From time to time I get requests to make some high power switching, so I decided to design a digital dimmer module that could handle a lot of different situations. The original requirements laid down that the design must be of the open type, that is, it must be possible for individual users to develop a program or alter an existing one for controlling an ac load through the dimmer module.
The compact ac light dimmer module with zero-crossing detector described here is ideal for microcontroller-based ac voltage controlling applications and projects. This module contains a triac triggering coupled with zero-crossing signal detection mechanism for programming the intensity of incandescent lamps and/or fan speed controlled through a microcontroller circuitry. Circuit of the module shown here offers improved performance and reliableness using very little power and just a few plain vanilla components.
The AC Light Dimmer Module Circuit
It is clear from the circuit diagram that the key component of the design is a standard triac (TR1). The circuitry which is linked to the microcontroller via the signal input header (H1) drives an optoisolator triac driver (OC1). One set of terminals of this component is connected to the triac, whereas the set of terminals at the otherside is switched via the I/O line of the external microcontroller and an integral current-limiting resistor (R1). Since the triac incorporate a snubber network, the dimmer can be used for controlling inductive loads,too. The next optocoupler (OC2) serves to detect the mains zero-crossing.
Zero-crossing is used for synchronizing the dimmer. The optoisolator is linked directly to the mains supply since a transformer causes an unwanted small phase shift that may induce anomalies in the performance. The synchronizing pulse is buffered by a small signal transistor (T1) and routed to the signal output header (H2).
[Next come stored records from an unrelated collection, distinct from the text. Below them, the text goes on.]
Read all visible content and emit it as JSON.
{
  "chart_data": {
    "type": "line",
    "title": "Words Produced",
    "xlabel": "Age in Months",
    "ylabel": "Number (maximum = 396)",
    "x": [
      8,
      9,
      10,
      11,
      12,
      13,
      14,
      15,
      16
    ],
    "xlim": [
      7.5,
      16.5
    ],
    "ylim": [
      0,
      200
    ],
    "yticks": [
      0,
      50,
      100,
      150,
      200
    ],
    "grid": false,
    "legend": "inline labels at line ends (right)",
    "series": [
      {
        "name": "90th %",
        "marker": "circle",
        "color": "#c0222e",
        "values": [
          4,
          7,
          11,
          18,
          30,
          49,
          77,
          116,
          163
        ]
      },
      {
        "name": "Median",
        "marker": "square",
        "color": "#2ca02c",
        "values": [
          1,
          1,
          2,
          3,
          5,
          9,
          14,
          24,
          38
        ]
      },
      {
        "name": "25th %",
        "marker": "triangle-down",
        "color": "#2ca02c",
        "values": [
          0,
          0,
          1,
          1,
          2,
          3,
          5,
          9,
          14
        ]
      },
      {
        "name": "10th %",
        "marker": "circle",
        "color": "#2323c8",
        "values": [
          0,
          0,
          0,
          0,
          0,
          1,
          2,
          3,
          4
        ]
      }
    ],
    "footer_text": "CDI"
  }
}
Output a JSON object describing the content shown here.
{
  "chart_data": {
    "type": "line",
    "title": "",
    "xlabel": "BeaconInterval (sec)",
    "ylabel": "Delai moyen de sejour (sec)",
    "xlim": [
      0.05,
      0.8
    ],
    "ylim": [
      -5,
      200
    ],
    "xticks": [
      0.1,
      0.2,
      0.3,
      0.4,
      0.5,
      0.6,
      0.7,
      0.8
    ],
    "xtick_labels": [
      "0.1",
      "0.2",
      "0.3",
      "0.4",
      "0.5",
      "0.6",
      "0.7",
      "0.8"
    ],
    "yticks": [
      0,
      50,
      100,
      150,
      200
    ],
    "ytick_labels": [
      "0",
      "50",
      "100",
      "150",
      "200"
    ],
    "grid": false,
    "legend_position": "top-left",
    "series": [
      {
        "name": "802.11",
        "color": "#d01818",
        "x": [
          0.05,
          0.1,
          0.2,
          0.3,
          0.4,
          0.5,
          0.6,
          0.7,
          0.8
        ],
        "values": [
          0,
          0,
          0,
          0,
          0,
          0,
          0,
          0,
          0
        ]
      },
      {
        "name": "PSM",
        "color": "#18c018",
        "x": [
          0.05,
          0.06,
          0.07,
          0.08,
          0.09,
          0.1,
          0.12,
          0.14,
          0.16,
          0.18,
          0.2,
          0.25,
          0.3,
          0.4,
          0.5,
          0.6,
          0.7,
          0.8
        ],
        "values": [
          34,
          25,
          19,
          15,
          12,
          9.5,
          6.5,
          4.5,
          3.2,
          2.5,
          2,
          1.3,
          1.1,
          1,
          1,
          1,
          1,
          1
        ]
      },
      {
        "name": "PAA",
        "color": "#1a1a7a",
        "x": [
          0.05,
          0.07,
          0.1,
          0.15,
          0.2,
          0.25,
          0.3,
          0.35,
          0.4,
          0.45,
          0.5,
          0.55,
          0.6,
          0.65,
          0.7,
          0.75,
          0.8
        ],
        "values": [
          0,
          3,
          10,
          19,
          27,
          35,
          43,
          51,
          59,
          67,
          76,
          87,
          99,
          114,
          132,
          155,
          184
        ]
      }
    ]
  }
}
The circuit can be assembled on a small perfboard, and the work is straight forward as long as the specified components are used. Since several tracks carry the full mains voltage, extreme care is required in the assembly. Always unplug the module from the mains before doing any work or checking some thing after assembly. Also note that to ensure correct operation the module should be connected to a frequency-stable mains supply only. The dimmer module may be used for stage lighting, for controlling domestic lights, for illuminating aquariums, or for mood lighting.
Since the switching input (SW) and zero‐crossing (ZC) output are available on separate headers (H1 and H2) on the board, this module is still usable without a microcontroller. Further, you can add or remove components based on particular needs. For example, incase no need for inductive load control just omit the snubber (C3-R5). On the other hand, if you want to integrate the module into an existing digital design, just skip the “external” microcontroller idea and use the switching input and zero-crossing output connections directly.
As you may noticed, the module comprises two independent input and output connections; one pair in the low-voltage side (H1 & H2) and other in the high-voltage side (J1 & J2). You can feed the “dimming control signal” output (SW) from an I/O port of a microcontroller to the input header H1, and the “zerocrossing signal” output (ZC) available from the module (through output header H2) to an I/O port of the same microcontroller. Similarly, connect the utility power at AC-IN connector (J1) and intended control device into AC-OUT connector (J2). An indicator (LED1) is provided onboard to test the triac trigger system. This indicator will be full bright when LOAD is 100% ON state. The triac in the module BT136 supports 4A Max. i.e 920W @ 230VAC. Incase of a higher-current requirement, you can change this triac with a suitable type. The heatsink would still be required for the triac to safely handle higher currents (assuming operation at room temperature).
Note: Network C3-R5 is for snubbing of the triac (TR1), and C2-R3 for snubbing of the coupler (OC1). These components may or may not be necessary depending upon the particular triac used and the load connected.